Singer Robin Gibb, musician with the legendary band the Bee Gees, is seriously ill in hospital after contracting pneumonia in his battle against cancer, sources said on Saturday.
Gibb had surgery on his bowel 18 months ago for an unrelated condition but a tumor was found and he was diagnosed with cancer of the colon and the liver.
Back in February, Gibb said he had made a “spectacular” recovery from his treatment, sparking hopes that his cancer was in remission, but he has since experienced a sharp deterioration amid reports of a secondary tumor.
British media reported on Saturday that the 62-year-old is believed to have fallen into a coma at the hospital in Chelsea, west London, where wife Dwina, brother Barry and three children are keeping a bedside vigil.
Sources close to the singer confirmed that he was very ill in hospital, but his agent declined to comment on speculation that Gibb may have just days to live.
Last week, Gibb was too ill to attend the premiere of his first classical work, “The Titanic Requiem”, which he composed with his son RJ Gibb to commemorate the 100th anniversary of the sinking of the luxury liner in 1912.

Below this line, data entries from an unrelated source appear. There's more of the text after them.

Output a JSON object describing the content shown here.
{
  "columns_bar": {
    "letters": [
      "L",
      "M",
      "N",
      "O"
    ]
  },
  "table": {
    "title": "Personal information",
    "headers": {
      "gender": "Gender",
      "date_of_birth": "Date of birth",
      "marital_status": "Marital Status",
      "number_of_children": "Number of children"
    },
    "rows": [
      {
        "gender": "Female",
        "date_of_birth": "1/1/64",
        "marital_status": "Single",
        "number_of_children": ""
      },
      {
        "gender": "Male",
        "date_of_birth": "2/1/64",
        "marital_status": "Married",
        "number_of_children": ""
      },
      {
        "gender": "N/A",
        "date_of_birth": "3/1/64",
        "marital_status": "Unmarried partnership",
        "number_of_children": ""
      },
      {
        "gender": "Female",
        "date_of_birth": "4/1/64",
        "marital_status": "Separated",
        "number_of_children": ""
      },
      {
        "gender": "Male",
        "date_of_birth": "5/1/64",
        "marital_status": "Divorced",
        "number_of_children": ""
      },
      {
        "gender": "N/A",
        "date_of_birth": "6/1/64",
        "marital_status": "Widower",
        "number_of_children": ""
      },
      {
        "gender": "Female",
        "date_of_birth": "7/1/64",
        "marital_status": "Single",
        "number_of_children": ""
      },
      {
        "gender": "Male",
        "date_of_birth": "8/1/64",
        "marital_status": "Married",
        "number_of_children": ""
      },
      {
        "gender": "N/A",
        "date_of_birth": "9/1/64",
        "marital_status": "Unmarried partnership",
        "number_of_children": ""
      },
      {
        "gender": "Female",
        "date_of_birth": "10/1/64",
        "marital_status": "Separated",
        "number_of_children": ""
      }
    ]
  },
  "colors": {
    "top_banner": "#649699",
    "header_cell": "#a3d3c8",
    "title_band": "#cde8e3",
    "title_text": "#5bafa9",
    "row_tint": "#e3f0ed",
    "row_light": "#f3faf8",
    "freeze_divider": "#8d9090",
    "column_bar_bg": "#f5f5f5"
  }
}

Gibb had also been due to perform a new song, “Don’t Cry Alone”, at the concert last Tuesday.
The Bee Gee underwent surgery for an ongoing problem with a twisted intestine in 2010.
The same hereditary condition led to the death of his twin brother Maurice at the age of 53 in 2003, while younger brother Andy died in 1988 following a battle against cocaine addiction.
Barry, Maurice and Robin Gibb scaled the heights of the pop world in the 1970s with disco hits including “How Deep Is Your Love”, “Stayin’ Alive”, and “Night Fever”.
The band notched up record sales of more than 200 million during a career which has spanned seven decades.